Saddle height physionumerology

From a Dahon, to a Birdy, and finally through a Brompton list I follow comes the following tip that seems to work spookily well. See, my wife and I share a few bikes, and as I’m taller we have to re-set the saddle heights several times a week. Usually we eyeball it well enough, but too often not well enough. This should fix that:

A local frame builder (who is also a veteran racer) once showed me how the European race teams deal with quick fitting bikes in case of a mechanical problem — It seems that for most or all folks, the distance from the arm pit to the tip of the index finger is the same as the correct distance from the top of the saddle to the center of the bottom bracket. Now I know there may be slight errors, especially since the crank arm length can vary from 165 to 175 (1/2 inch), but I have tried this myself, and it works. What you do is put the seat in the crotch of your arm pit, and adjust the seat post until your finger tip comfortably rests in the middle of the crank bolt. It may not be perfect, but it will be within 1/2 an inch, and probably more like within 1/4 of an inch.

I can probably forget now that my saddles should be 77cm from BB center. They should be “arm’s length.” It has that primal, biblical, cubit-and-span-and-the-king’s-foot thing going on. Does it work for you?

12 thoughts on “Saddle height physionumerology”

  • Matt Liggett

    Pretty close. I keep the saddle on my Cross-Check about a quarter inch lower.

    Thanks!

    Reply
  • Spence

    Wow! That is so cool! Deb and I have been sharing the stoked xtracycle recently — great tip!

    Reply
  • Bill Manewal

    Works for me, within the +/- 0.5″ tolerances of my flesh smooshing around on different points of a Brooks B67.

    Now, along with my arm span being my height, my hand span being 10″, the first joint of my little finger being 1″, and the width of my little fingernail being 1 cm., I have another useful purpose for my analog body.

    Reply
  • Dave

    “from the top of the saddle to the center of the bottom bracket”.

    What is “the center of the bottom bracket”? I’d love to employ this method, but I’m unsure exactly what I’m measuring between!

    Reply
  • Todd

    Dave, it’s the middle of the circle described by your pedals, on the crank. There’s generally a bolt there, fixing the cranks to the bottom bracket spindle.

    Reply
  • Magnus

    Awesome!

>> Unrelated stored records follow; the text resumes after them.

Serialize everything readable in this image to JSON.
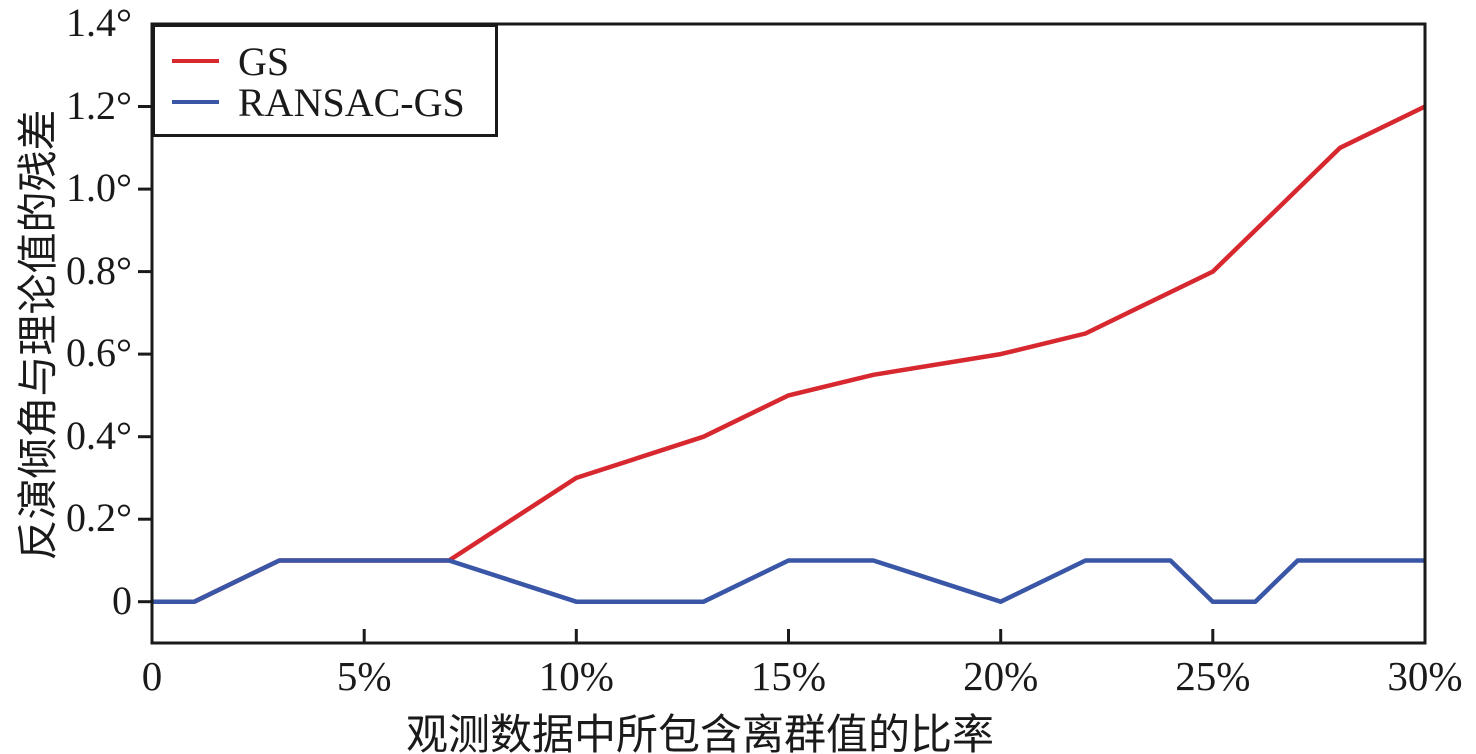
{
  "figure": {
    "background_color": "#ffffff",
    "axis_color": "#1a1a1a",
    "text_color": "#1a1a1a"
  },
  "chart_data": {
    "type": "line",
    "title": "",
    "xlabel": "观测数据中所包含离群值的比率",
    "ylabel": "反演倾角与理论值的残差",
    "xlim": [
      0,
      30
    ],
    "ylim": [
      -0.1,
      1.4
    ],
    "grid": false,
    "legend_position": "top-left",
    "x_tick_unit": "percent",
    "y_tick_unit": "degrees",
    "x_ticks": [
      {
        "value": 0,
        "label": "0"
      },
      {
        "value": 5,
        "label": "5%"
      },
      {
        "value": 10,
        "label": "10%"
      },
      {
        "value": 15,
        "label": "15%"
      },
      {
        "value": 20,
        "label": "20%"
      },
      {
        "value": 25,
        "label": "25%"
      },
      {
        "value": 30,
        "label": "30%"
      }
    ],
    "y_ticks": [
      {
        "value": 0.0,
        "label": "0"
      },
      {
        "value": 0.2,
        "label": "0.2°"
      },
      {
        "value": 0.4,
        "label": "0.4°"
      },
      {
        "value": 0.6,
        "label": "0.6°"
      },
      {
        "value": 0.8,
        "label": "0.8°"
      },
      {
        "value": 1.0,
        "label": "1.0°"
      },
      {
        "value": 1.2,
        "label": "1.2°"
      },
      {
        "value": 1.4,
        "label": "1.4°"
      }
    ],
    "series": [
      {
        "name": "GS",
        "color": "#d7282f",
        "points": [
          [
            0,
            0
          ],
          [
            1,
            0
          ],
          [
            3,
            0.1
          ],
          [
            7,
            0.1
          ],
          [
            10,
            0.3
          ],
          [
            13,
            0.4
          ],
          [
            15,
            0.5
          ],
          [
            17,
            0.55
          ],
          [
            20,
            0.6
          ],
          [
            22,
            0.65
          ],
          [
            25,
            0.8
          ],
          [
            28,
            1.1
          ],
          [
            30,
            1.2
          ]
        ]
      },
      {
        "name": "RANSAC-GS",
        "color": "#3a56a6",
        "points": [
          [
            0,
            0
          ],
          [
            1,
            0
          ],
          [
            3,
            0.1
          ],
          [
            7,
            0.1
          ],
          [
            10,
            0
          ],
          [
            13,
            0
          ],
          [
            15,
            0.1
          ],
          [
            17,
            0.1
          ],
          [
            20,
            0
          ],
          [
            22,
            0.1
          ],
          [
            24,
            0.1
          ],
          [
            25,
            0
          ],
          [
            26,
            0
          ],
          [
            27,
            0.1
          ],
          [
            30,
            0.1
          ]
        ]
      }
    ]
  }
}
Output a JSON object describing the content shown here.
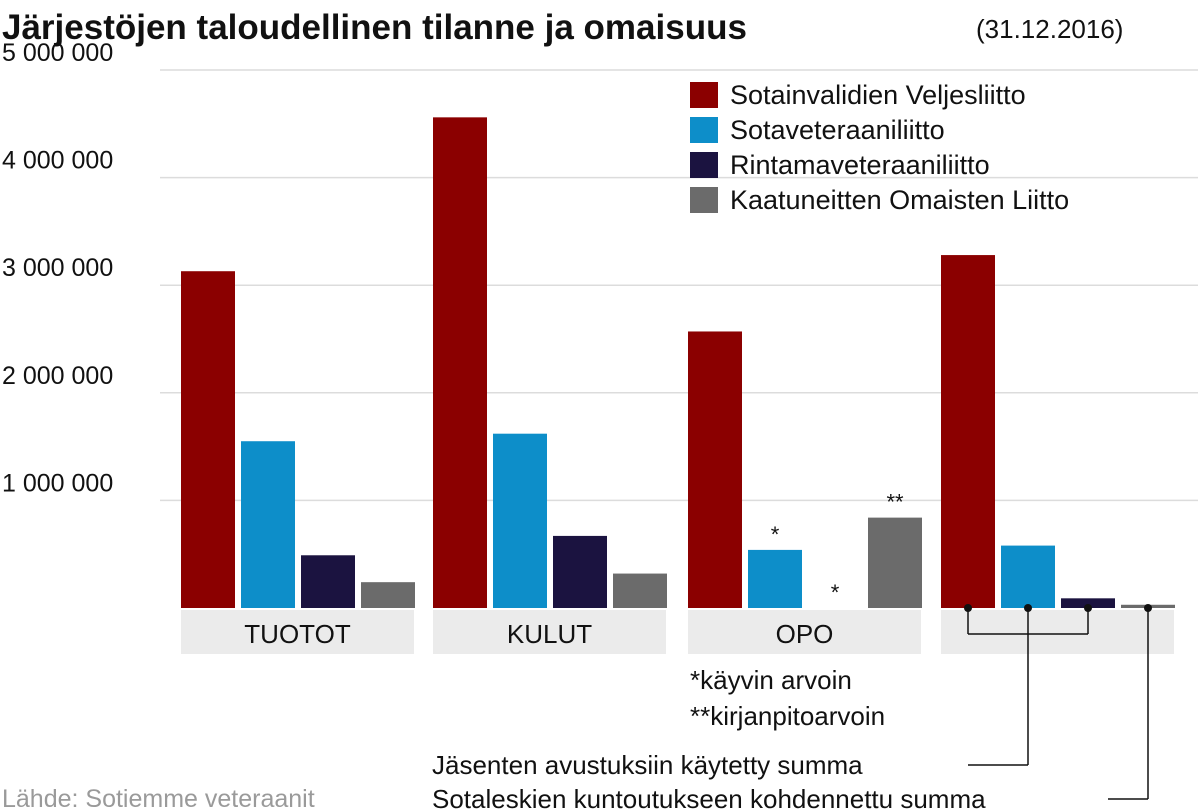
{
  "chart_data": {
    "type": "bar",
    "title": "Järjestöjen taloudellinen tilanne ja omaisuus",
    "subtitle": "(31.12.2016)",
    "categories": [
      "TUOTOT",
      "KULUT",
      "OPO",
      ""
    ],
    "ylim": [
      0,
      5000000
    ],
    "y_ticks": [
      {
        "value": 1000000,
        "label": "1 000 000"
      },
      {
        "value": 2000000,
        "label": "2 000 000"
      },
      {
        "value": 3000000,
        "label": "3 000 000"
      },
      {
        "value": 4000000,
        "label": "4 000 000"
      },
      {
        "value": 5000000,
        "label": "5 000 000"
      }
    ],
    "grid": true,
    "legend_position": "top-right",
    "series": [
      {
        "name": "Sotainvalidien Veljesliitto",
        "color": "#8b0000",
        "values": [
          3130000,
          4560000,
          2570000,
          3280000
        ]
      },
      {
        "name": "Sotaveteraaniliitto",
        "color": "#0d8ec9",
        "values": [
          1550000,
          1620000,
          540000,
          580000
        ]
      },
      {
        "name": "Rintamaveteraaniliitto",
        "color": "#1b1340",
        "values": [
          490000,
          670000,
          0,
          90000
        ]
      },
      {
        "name": "Kaatuneitten Omaisten Liitto",
        "color": "#6b6b6b",
        "values": [
          240000,
          320000,
          840000,
          30000
        ]
      }
    ],
    "bar_marks": [
      {
        "category": 2,
        "series": 1,
        "text": "*"
      },
      {
        "category": 2,
        "series": 2,
        "text": "*"
      },
      {
        "category": 2,
        "series": 3,
        "text": "**"
      }
    ],
    "notes": [
      "*käyvin arvoin",
      "**kirjanpitoarvoin"
    ],
    "callouts": [
      {
        "text": "Jäsenten avustuksiin käytetty summa",
        "series": [
          0,
          1,
          2
        ]
      },
      {
        "text": "Sotaleskien kuntoutukseen kohdennettu summa",
        "series": [
          3
        ]
      }
    ],
    "source": "Lähde: Sotiemme veteraanit"
  }
}
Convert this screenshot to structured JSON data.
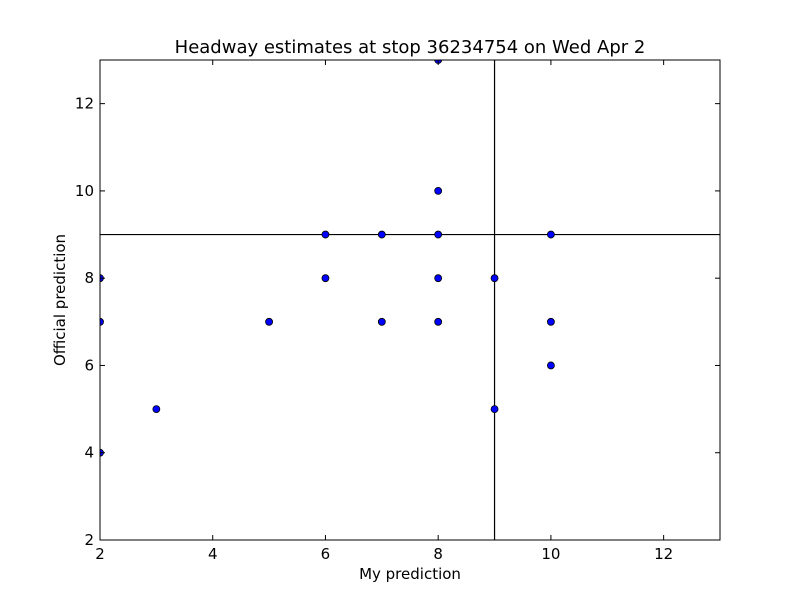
{
  "chart_data": {
    "type": "scatter",
    "title": "Headway estimates at stop 36234754 on Wed Apr 2",
    "xlabel": "My prediction",
    "ylabel": "Official prediction",
    "xlim": [
      2,
      13
    ],
    "ylim": [
      2,
      13
    ],
    "xticks": [
      2,
      4,
      6,
      8,
      10,
      12
    ],
    "yticks": [
      2,
      4,
      6,
      8,
      10,
      12
    ],
    "grid": false,
    "legend": "none",
    "reference_lines": {
      "vertical_x": 9,
      "horizontal_y": 9
    },
    "colors": {
      "point_fill": "#0000ff",
      "point_edge": "#000000",
      "axes": "#000000",
      "background": "#ffffff"
    },
    "series": [
      {
        "points": [
          {
            "x": 2,
            "y": 4
          },
          {
            "x": 2,
            "y": 7
          },
          {
            "x": 2,
            "y": 8
          },
          {
            "x": 3,
            "y": 5
          },
          {
            "x": 5,
            "y": 7
          },
          {
            "x": 6,
            "y": 8
          },
          {
            "x": 6,
            "y": 9
          },
          {
            "x": 7,
            "y": 7
          },
          {
            "x": 7,
            "y": 9
          },
          {
            "x": 8,
            "y": 7
          },
          {
            "x": 8,
            "y": 8
          },
          {
            "x": 8,
            "y": 9
          },
          {
            "x": 8,
            "y": 10
          },
          {
            "x": 8,
            "y": 13
          },
          {
            "x": 9,
            "y": 5
          },
          {
            "x": 9,
            "y": 8
          },
          {
            "x": 10,
            "y": 6
          },
          {
            "x": 10,
            "y": 7
          },
          {
            "x": 10,
            "y": 9
          }
        ]
      }
    ]
  }
}
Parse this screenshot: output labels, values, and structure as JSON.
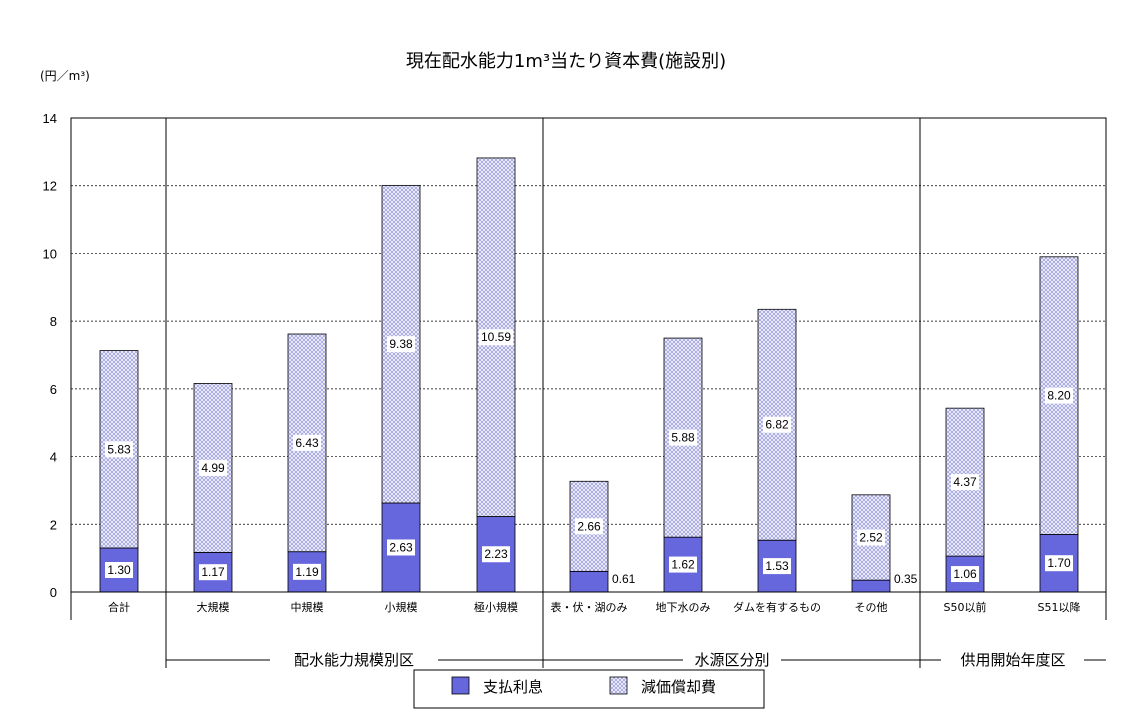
{
  "chart_data": {
    "type": "bar",
    "stacked": true,
    "title": "現在配水能力1m³当たり資本費(施設別)",
    "unit_label": "(円／m³)",
    "ylim": [
      0,
      14
    ],
    "yticks": [
      0,
      2,
      4,
      6,
      8,
      10,
      12,
      14
    ],
    "grid": "horizontal dashed",
    "categories": [
      "合計",
      "大規模",
      "中規模",
      "小規模",
      "極小規模",
      "表・伏・湖のみ",
      "地下水のみ",
      "ダムを有するもの",
      "その他",
      "S50以前",
      "S51以降"
    ],
    "series": [
      {
        "name": "支払利息",
        "values": [
          1.3,
          1.17,
          1.19,
          2.63,
          2.23,
          0.61,
          1.62,
          1.53,
          0.35,
          1.06,
          1.7
        ],
        "color": "#6666dd"
      },
      {
        "name": "減価償却費",
        "values": [
          5.83,
          4.99,
          6.43,
          9.38,
          10.59,
          2.66,
          5.88,
          6.82,
          2.52,
          4.37,
          8.2
        ],
        "color": "#c8c8f0"
      }
    ],
    "data_labels": {
      "interest": [
        "1.30",
        "1.17",
        "1.19",
        "2.63",
        "2.23",
        "0.61",
        "1.62",
        "1.53",
        "0.35",
        "1.06",
        "1.70"
      ],
      "depreciation": [
        "5.83",
        "4.99",
        "6.43",
        "9.38",
        "10.59",
        "2.66",
        "5.88",
        "6.82",
        "2.52",
        "4.37",
        "8.20"
      ]
    },
    "groups": [
      {
        "label": "配水能力規模別区",
        "categories": [
          "大規模",
          "中規模",
          "小規模",
          "極小規模"
        ]
      },
      {
        "label": "水源区分別",
        "categories": [
          "表・伏・湖のみ",
          "地下水のみ",
          "ダムを有するもの",
          "その他"
        ]
      },
      {
        "label": "供用開始年度区",
        "categories": [
          "S50以前",
          "S51以降"
        ]
      }
    ],
    "legend": [
      "支払利息",
      "減価償却費"
    ],
    "legend_placement": "bottom-center"
  }
}
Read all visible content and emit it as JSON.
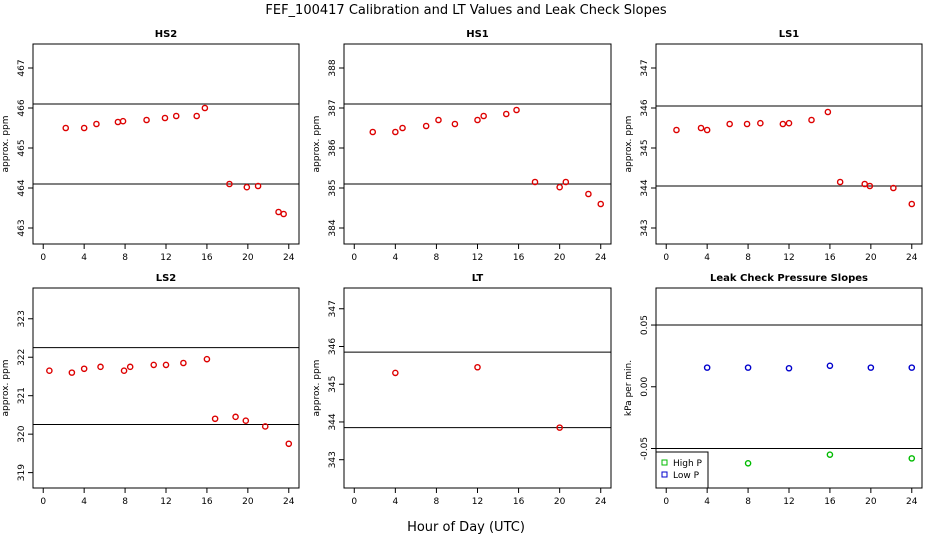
{
  "figure": {
    "title": "FEF_100417  Calibration and LT Values and Leak Check Slopes",
    "xlabel": "Hour of Day (UTC)"
  },
  "colors": {
    "cal_points": "#dd0000",
    "high_p": "#00bb00",
    "low_p": "#0000cc",
    "ref_lines": "#000000"
  },
  "chart_data": [
    {
      "type": "scatter",
      "title": "HS2",
      "ylabel": "approx. ppm",
      "xlim": [
        -1,
        25
      ],
      "ylim": [
        462.6,
        467.6
      ],
      "xticks": [
        0,
        4,
        8,
        12,
        16,
        20,
        24
      ],
      "yticks": [
        463,
        464,
        465,
        466,
        467
      ],
      "hlines": [
        464.1,
        466.1
      ],
      "series": [
        {
          "marker": "circle",
          "color": "#dd0000",
          "x": [
            2.2,
            4.0,
            5.2,
            7.3,
            7.8,
            10.1,
            11.9,
            13.0,
            15.0,
            15.8,
            18.2,
            19.9,
            21.0,
            23.0,
            23.5
          ],
          "y": [
            465.5,
            465.5,
            465.6,
            465.65,
            465.67,
            465.7,
            465.75,
            465.8,
            465.8,
            466.0,
            464.1,
            464.02,
            464.05,
            463.4,
            463.35
          ]
        }
      ]
    },
    {
      "type": "scatter",
      "title": "HS1",
      "ylabel": "approx. ppm",
      "xlim": [
        -1,
        25
      ],
      "ylim": [
        383.6,
        388.6
      ],
      "xticks": [
        0,
        4,
        8,
        12,
        16,
        20,
        24
      ],
      "yticks": [
        384,
        385,
        386,
        387,
        388
      ],
      "hlines": [
        385.1,
        387.1
      ],
      "series": [
        {
          "marker": "circle",
          "color": "#dd0000",
          "x": [
            1.8,
            4.0,
            4.7,
            7.0,
            8.2,
            9.8,
            12.0,
            12.6,
            14.8,
            15.8,
            17.6,
            20.0,
            20.6,
            22.8,
            24.0
          ],
          "y": [
            386.4,
            386.4,
            386.5,
            386.55,
            386.7,
            386.6,
            386.7,
            386.8,
            386.85,
            386.95,
            385.15,
            385.02,
            385.15,
            384.85,
            384.6
          ]
        }
      ]
    },
    {
      "type": "scatter",
      "title": "LS1",
      "ylabel": "approx. ppm",
      "xlim": [
        -1,
        25
      ],
      "ylim": [
        342.6,
        347.6
      ],
      "xticks": [
        0,
        4,
        8,
        12,
        16,
        20,
        24
      ],
      "yticks": [
        343,
        344,
        345,
        346,
        347
      ],
      "hlines": [
        344.05,
        346.05
      ],
      "series": [
        {
          "marker": "circle",
          "color": "#dd0000",
          "x": [
            1.0,
            3.4,
            4.0,
            6.2,
            7.9,
            9.2,
            11.4,
            12.0,
            14.2,
            15.8,
            17.0,
            19.4,
            19.9,
            22.2,
            24.0
          ],
          "y": [
            345.45,
            345.5,
            345.45,
            345.6,
            345.6,
            345.62,
            345.6,
            345.62,
            345.7,
            345.9,
            344.15,
            344.1,
            344.05,
            344.0,
            343.6
          ]
        }
      ]
    },
    {
      "type": "scatter",
      "title": "LS2",
      "ylabel": "approx. ppm",
      "xlim": [
        -1,
        25
      ],
      "ylim": [
        318.6,
        323.8
      ],
      "xticks": [
        0,
        4,
        8,
        12,
        16,
        20,
        24
      ],
      "yticks": [
        319,
        320,
        321,
        322,
        323
      ],
      "hlines": [
        320.25,
        322.25
      ],
      "series": [
        {
          "marker": "circle",
          "color": "#dd0000",
          "x": [
            0.6,
            2.8,
            4.0,
            5.6,
            7.9,
            8.5,
            10.8,
            12.0,
            13.7,
            16.0,
            16.8,
            18.8,
            19.8,
            21.7,
            24.0
          ],
          "y": [
            321.65,
            321.6,
            321.7,
            321.75,
            321.65,
            321.75,
            321.8,
            321.8,
            321.85,
            321.95,
            320.4,
            320.45,
            320.35,
            320.2,
            319.75
          ]
        }
      ]
    },
    {
      "type": "scatter",
      "title": "LT",
      "ylabel": "approx. ppm",
      "xlim": [
        -1,
        25
      ],
      "ylim": [
        342.25,
        347.55
      ],
      "xticks": [
        0,
        4,
        8,
        12,
        16,
        20,
        24
      ],
      "yticks": [
        343,
        344,
        345,
        346,
        347
      ],
      "hlines": [
        343.85,
        345.85
      ],
      "series": [
        {
          "marker": "circle",
          "color": "#dd0000",
          "x": [
            4.0,
            12.0,
            20.0
          ],
          "y": [
            345.3,
            345.45,
            343.85
          ]
        }
      ]
    },
    {
      "type": "scatter",
      "title": "Leak Check Pressure Slopes",
      "ylabel": "kPa per min.",
      "xlim": [
        -1,
        25
      ],
      "ylim": [
        -0.082,
        0.08
      ],
      "xticks": [
        0,
        4,
        8,
        12,
        16,
        20,
        24
      ],
      "yticks": [
        -0.05,
        0.0,
        0.05
      ],
      "ytick_labels": [
        "-0.05",
        "0.00",
        "0.05"
      ],
      "hlines": [
        -0.05,
        0.05
      ],
      "legend": {
        "position": "bottom-left",
        "entries": [
          "High P",
          "Low P"
        ]
      },
      "series": [
        {
          "name": "High P",
          "marker": "circle",
          "color": "#00bb00",
          "x": [
            8.0,
            16.0,
            24.0
          ],
          "y": [
            -0.062,
            -0.055,
            -0.058
          ]
        },
        {
          "name": "Low P",
          "marker": "circle",
          "color": "#0000cc",
          "x": [
            4.0,
            8.0,
            12.0,
            16.0,
            20.0,
            24.0
          ],
          "y": [
            0.0155,
            0.0155,
            0.015,
            0.017,
            0.0155,
            0.0155
          ]
        }
      ]
    }
  ]
}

I have a folding bike and have been wondering how to set the seat height every time I unfold.. I find the arms length method to be very close, though a little shorter than I prefer.

    If I place my fist on the seat, the height is correct when my thumb hits the very top of my hip-bone. (Obviously this method will depend on the height of the bottom bracket from the ground, among other things..)

    Reply
  • Bill Manewal

    Magnus – I have a Hon folder whose seatpost has a hole drilled at the proper height. After unfolding, I insert a pin with a spring-loaded ball on the end into the hole and this keeps the post from sliding down into the seat tube. The pin is tethered to the frame with a zip tie. Works well.

    Reply
  • Karl

    it’s pretty close for me. I can make it work better or worse by sliding my armpit along the saddle a ways (seat tubes are at an angle with the top of the saddle), but if I were to need to set the seat height in the future, this would get me pretty close. I bet the saddle would end up being a shade high, if anything.

    Reply
  • Andrew Janjigian
    Andrew Janjigian July 28, 2006 at 9:20 am

    Yep. Comes to within 1/2″ for me. Spooky. I guess what that means is that most peoples legs are just slightly longer than their arm inseams.

    AJ

    Reply
  • Bartosz

    I know this little trick since the early days of my biking. My father told me about it, and I thought it’s simply common knowledge :)

    Reply
  • fred

    Bartosz,
    I think you come from a country where bicycling might be treated as something more useful than a toy. Unfortunately, in the
    United States, too many families consider bicycling as second-rate and do not educate their youngsters in proper operation
    and service, among other things. I am envious of your upbringing in that respect, as I have had to learn all that I know
    in other ways. Some of those ways include making mistakes and learning from them :-)

    Reply
  • Shane

    Used this method all the time when riding for Pedal Express and have shared with a lot of folks. I think some of them even us it. Works pretty good.